We were standing at one of the most beautiful spots in the world yesterday, the grand gate to the Taj Mahal, through which was perfectly framed the gorgeous mausoleum itself. Construction began in 1631 just shortly after the death of empress Mumtaz Mahal, the beloved wife of Mughal emperor Shah Jahan, as she was giving birth to their fourteenth child. Grief-stricken, the emperor was determined to build a fitting memorial to his wife. He somehow managed to build one of the seven wonders of the world.

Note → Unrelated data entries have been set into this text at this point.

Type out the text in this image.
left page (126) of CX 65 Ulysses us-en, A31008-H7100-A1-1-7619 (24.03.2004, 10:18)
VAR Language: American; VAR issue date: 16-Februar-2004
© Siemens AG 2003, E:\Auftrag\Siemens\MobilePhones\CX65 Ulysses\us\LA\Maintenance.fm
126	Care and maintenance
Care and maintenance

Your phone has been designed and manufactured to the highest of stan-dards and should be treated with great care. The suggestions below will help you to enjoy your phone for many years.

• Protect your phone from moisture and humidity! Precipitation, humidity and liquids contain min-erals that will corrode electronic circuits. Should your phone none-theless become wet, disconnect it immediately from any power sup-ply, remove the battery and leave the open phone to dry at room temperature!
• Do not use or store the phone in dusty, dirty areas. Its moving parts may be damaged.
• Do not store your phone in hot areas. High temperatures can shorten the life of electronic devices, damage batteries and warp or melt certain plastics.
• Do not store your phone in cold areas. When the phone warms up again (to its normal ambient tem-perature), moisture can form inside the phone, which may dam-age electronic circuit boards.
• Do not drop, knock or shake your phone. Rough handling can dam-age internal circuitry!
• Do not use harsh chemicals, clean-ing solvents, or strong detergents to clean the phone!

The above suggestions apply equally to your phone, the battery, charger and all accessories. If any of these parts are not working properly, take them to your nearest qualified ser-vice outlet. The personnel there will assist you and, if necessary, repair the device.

Our Mercer group was there with about 30 children from the Ahmadi School for the Visually Challenged so that, as Principal Firdaus Rahman put it, they could see the Taj through our eyes.
Kaif was standing beside me. He is a big strapping and handsome young man who recently had surgery to partially repair one eye. Earlier, on our walk from the parking lot, I had asked him if he could see well out of that one eye. "Sir, I see better than before," he said optimistically and he went on to speak of his hope that one day he would be able to see out of both eyes.
I turned my gaze again toward the Taj but I noticed that Kaif kept his eyes fixed on me. Without ever looking at the mausoleum at all, he said with excitement and joy, "Isn't the Taj beautiful, sir?"
"Oh, yes, it is beautiful, Kaif!" I responded.
And then I remembered that he was supposed to be seeing it through my eyes and not me through his . . . .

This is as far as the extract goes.